Non tutte le fibre nutrono gli stessi batteri. Non tutti i probiotici sopravvivono al transito o colonizzano. Usa i tuoi risultati per scegliere interventi con la più alta probabilità di influenzare i pattern che vedi. Modelli di abbonamento al test del microbioma intestinale che includono test ripetuti possono aiutare a monitorare se i tuoi interventi scelti stanno funzionando.
Dopo 8-12 settimane di un nuovo intervento, considera di ripetere il test. Se la diversità è migliorata e i sintomi sono risolti, hai una chiara correlazione. Altrimenti, hai dati che mostrano che l'intervento non è stato efficace per il tuo microbioma. Sono disponibili anche strumenti di piattaforma B2B per il microbioma intestinale per i clinici che desiderano offrire questo servizio ai loro pazienti.
Questi kit forniscono una finestra comoda e privata sulla tua comunità microbica intestinale. Rivelano composizione, diversità e potenziale funzionale, intuizioni difficili da ottenere in altro modo. Non sono un sostituto delle cure mediche, ma sono un potente strumento per la comprensione personale.
I sintomi ti dicono che qualcosa non va. Il test ti aiuta a capire cosa potrebbe essere quel "qualcosa". Trasforma un disagio vago in ipotesi specifiche su cui puoi agire.

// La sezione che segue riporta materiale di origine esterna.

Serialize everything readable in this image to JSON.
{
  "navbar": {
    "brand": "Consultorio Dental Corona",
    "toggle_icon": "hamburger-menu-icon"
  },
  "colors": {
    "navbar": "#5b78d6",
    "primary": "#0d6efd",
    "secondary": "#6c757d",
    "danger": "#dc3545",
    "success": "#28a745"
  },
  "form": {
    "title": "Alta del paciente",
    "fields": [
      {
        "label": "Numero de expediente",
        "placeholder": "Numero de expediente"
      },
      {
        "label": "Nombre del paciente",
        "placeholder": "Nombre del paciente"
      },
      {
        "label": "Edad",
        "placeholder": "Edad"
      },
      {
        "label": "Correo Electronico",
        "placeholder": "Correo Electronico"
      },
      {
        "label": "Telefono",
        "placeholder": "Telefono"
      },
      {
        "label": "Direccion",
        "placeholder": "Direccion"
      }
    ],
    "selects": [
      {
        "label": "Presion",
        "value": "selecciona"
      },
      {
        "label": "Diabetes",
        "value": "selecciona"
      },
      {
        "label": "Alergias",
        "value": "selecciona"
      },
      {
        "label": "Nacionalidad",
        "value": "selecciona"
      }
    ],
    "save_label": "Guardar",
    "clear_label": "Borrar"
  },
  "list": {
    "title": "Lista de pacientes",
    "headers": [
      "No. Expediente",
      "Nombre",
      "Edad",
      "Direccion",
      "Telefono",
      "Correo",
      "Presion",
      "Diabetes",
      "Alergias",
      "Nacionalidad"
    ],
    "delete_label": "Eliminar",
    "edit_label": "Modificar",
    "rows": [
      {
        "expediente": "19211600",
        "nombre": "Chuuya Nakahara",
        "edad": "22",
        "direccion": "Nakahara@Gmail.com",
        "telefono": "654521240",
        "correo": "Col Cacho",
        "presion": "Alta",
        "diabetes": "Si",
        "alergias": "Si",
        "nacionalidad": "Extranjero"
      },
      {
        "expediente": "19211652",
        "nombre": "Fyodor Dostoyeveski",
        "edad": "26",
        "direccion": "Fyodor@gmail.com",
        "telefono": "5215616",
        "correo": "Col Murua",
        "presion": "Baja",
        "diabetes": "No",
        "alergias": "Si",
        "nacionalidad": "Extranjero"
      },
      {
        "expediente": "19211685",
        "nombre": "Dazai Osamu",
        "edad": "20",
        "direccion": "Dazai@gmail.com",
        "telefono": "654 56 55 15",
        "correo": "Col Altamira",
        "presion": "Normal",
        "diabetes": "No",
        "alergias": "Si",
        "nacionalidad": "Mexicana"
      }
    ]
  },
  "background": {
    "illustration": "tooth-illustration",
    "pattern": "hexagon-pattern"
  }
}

Cerca sempre cure mediche per i sintomi di bandiera rossa. Per il disagio digestivo cronico e inspiegabile, il test del microbioma informativo colma una lacuna che la medicina convenzionale spesso lascia inesplorata. Usalo come un ponte tra "Non mi sento bene" e "ora ho un piano".
Il tuo microbioma non è un bersaglio fisso. Risponde a ciò che mangi, a come dormi e a come gestisci lo stress. Affronta i tuoi risultati con curiosità, interpretali con contesto e vai avanti con un piano chiaro. Questo è il percorso dall'incertezza alla salute intestinale personalizzata.